The handling of Katrina was terrible, but for various reasons the event did
not scar the public deeply. Maybe because no one could figure out how to
(ab)use it for media whoring and free pass for every legislation.

------
kbenson
I'm not what anyone would call a Bush supporter, but the portion where they
veer into personal attacks on his intelligence seems a bit out of place, if
only for how low it stoops. I think that argument could have been framed much
better.

To me, it seems like he's someone that easily gets flustered when speaking
publicly, and has the unfortunate habit of digging in when he feels threatened
(and he probably got overly sensitive to feeling threatened as time went on
and he was mocked for his speaking.

It's also probably partly me.

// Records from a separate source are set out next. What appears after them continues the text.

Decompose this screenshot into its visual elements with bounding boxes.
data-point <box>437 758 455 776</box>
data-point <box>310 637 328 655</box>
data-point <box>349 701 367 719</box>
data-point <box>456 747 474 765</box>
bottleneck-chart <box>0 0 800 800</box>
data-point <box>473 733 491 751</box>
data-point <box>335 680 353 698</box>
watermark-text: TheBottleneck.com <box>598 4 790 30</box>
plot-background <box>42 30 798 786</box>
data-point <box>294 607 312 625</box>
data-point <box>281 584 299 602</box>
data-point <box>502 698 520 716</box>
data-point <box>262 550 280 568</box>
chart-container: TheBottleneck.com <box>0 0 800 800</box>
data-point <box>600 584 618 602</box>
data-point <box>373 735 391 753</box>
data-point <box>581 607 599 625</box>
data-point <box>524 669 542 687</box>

I would rather look for an explanation that
doesn't entail him being an imbecile. Regardless of whether I liked or
approved of him, I most definitely don't like the idea that we were lead by a
moron for eight years, and what that implies about the country and populace
that elected him - twice (depending on your view, I guess).

------
lutusp
It seems Bush's supporters are once again arguing that he was
misunderestimated.

------
rebelidealist
Some who worked with him claimed he gave off an impression of an
"extraordinarily intelligent" man.

[http://www.quora.com/George-W-Bush/What-is-George-W-Bush-
rea...](http://www.quora.com/George-W-Bush/What-is-George-W-Bush-really-like-
in-one-on-one-conversation)

------
amalag
I think one needs only to look at this paintings to decide for oneself.